Und dann war er auf dem Gang, knöpfte sich sein Hemd zu und eilte zu den Treppen. Krisenmodus …
05:07 Uhr Ortszeit
Apache-Reservat
New Mexico
Der Morgen war kalt. Eine kühle Brise wehte, als er in die Wüste hinauslief und immer wieder einen flüchtigen Blick gen Horizont warf, als könne er gar nicht erwarten, dass die Sonne aufging.
Jack Richards zog sich seinen Stetson in die Stirn und schob die Hände tiefer in die Taschen seines Mantels. Er hatte schon kältere Tage erlebt. Der große Mann erinnerte sich noch gut an die Berge Afghanistans, die erbitterte Kälte dort. Den Schnee. Damals war er Sprengstoffexperte bei der Marine Force Recon gewesen.

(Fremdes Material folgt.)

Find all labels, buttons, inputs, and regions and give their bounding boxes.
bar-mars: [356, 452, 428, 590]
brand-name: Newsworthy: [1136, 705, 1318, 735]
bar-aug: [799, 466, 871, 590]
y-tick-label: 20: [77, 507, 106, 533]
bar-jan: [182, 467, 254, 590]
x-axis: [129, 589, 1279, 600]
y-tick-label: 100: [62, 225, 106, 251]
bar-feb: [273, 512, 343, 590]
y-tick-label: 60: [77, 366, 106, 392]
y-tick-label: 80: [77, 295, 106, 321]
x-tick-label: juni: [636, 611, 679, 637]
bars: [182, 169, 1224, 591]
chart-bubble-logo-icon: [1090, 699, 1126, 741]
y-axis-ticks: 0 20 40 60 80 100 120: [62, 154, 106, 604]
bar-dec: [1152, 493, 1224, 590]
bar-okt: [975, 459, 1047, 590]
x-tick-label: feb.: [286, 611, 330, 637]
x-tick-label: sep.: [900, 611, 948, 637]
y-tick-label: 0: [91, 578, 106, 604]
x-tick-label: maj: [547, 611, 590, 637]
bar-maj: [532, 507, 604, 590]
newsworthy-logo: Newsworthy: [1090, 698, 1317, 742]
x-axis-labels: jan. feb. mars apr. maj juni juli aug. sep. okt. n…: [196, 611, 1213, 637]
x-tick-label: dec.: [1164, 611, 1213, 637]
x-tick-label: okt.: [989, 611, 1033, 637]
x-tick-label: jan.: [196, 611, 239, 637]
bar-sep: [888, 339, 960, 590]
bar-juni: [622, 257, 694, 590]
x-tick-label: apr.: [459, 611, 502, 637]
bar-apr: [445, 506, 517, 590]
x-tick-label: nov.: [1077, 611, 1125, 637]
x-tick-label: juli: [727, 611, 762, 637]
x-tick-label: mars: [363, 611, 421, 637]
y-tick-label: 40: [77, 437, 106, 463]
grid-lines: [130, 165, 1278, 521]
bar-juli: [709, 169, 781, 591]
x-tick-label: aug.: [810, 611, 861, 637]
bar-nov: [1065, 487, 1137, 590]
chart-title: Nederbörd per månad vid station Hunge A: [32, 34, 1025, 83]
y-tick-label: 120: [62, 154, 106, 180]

»Danke, dass du gekommen bist«, bemerkte der Mann neben ihm, und er drehte seinen Kopf, um zu seinem Halbbruder hinunterzublicken. »Ich war nicht sicher, ob du kommen würdest.«
Jack, oder Tex, wie ihn die meisten seiner Freunde nannten, quittierte den Kommentar mit einem wortlosen Nicken. Er war dafür bekannt, nur das Nötigste zu sprechen.
Und beinahe wäre er auch nicht hierhergekommen, aber es gab Bande, die stärker waren als Blut. »Wie ist Manny gestorben?«, fragte er und starrte auf das frische Grab hinunter. Ein kleines, schlichtes weißes Holzkreuz mit dem Namen Emmanuel Gutierrez darauf ragte aus dem oberen Ende des Grabes seines lebenslangen Freundes, einem Mann, der Richard nähergestanden hatte als die meisten Menschen seiner eigenen Familie.
»Seine Patrouille wurde vor drei Wochen in Big Bend vermisst. Er und ein anderer Officer. Ihre Leichen wurden schließlich am Achten dieses Monats gefunden. Erschossen. Die Untersuchungen dauern noch an … aber die meisten haben die Kartelle im Verdacht.«
Die Sommer im Reservat, dachte Richard, während seine tiefschwarzen Augen in die Wüste hinausstarrten. Er erinnerte sich an die langen Tage, an Football-Spiele und Mannys strahlendes Gesicht, wenn er die Arme in die Luft reckte, um einen Pass zu fangen.
Das waren goldene Tage gewesen. Bevor er mit Mitte zwanzig nach Texas ging. Lange, bevor sie in den Krieg gezogen waren.
»Tut mir leid«, flüsterte er und trat mit seinem Stiefel etwas von dem losen Dreck fort. Die Beerdigung war einen Tag zuvor gewesen, eine Zusammenkunft von Familie und Freunden, aber da war er unabkömmlich gewesen. Geschäftliches.
Richard war nur über seinen Großvater mütterlicherseits ein Mescalero. Sein Halbbruder hingegen war der Sohn ihrer Mutter und eines Vollblut-Apachen, den sie nach dem Tode seines Vaters geheiratet hatte. Trotzdem hatten sie die meiste Zeit ihrer Jugendjahre gemeinsam in diesem Reservat verbracht. Die beste Zeit …
»Wie lange hast du frei?«, drang die Stimme seines Halbbruders zu ihm, dessen Augen Tex‘ Gesicht absuchten.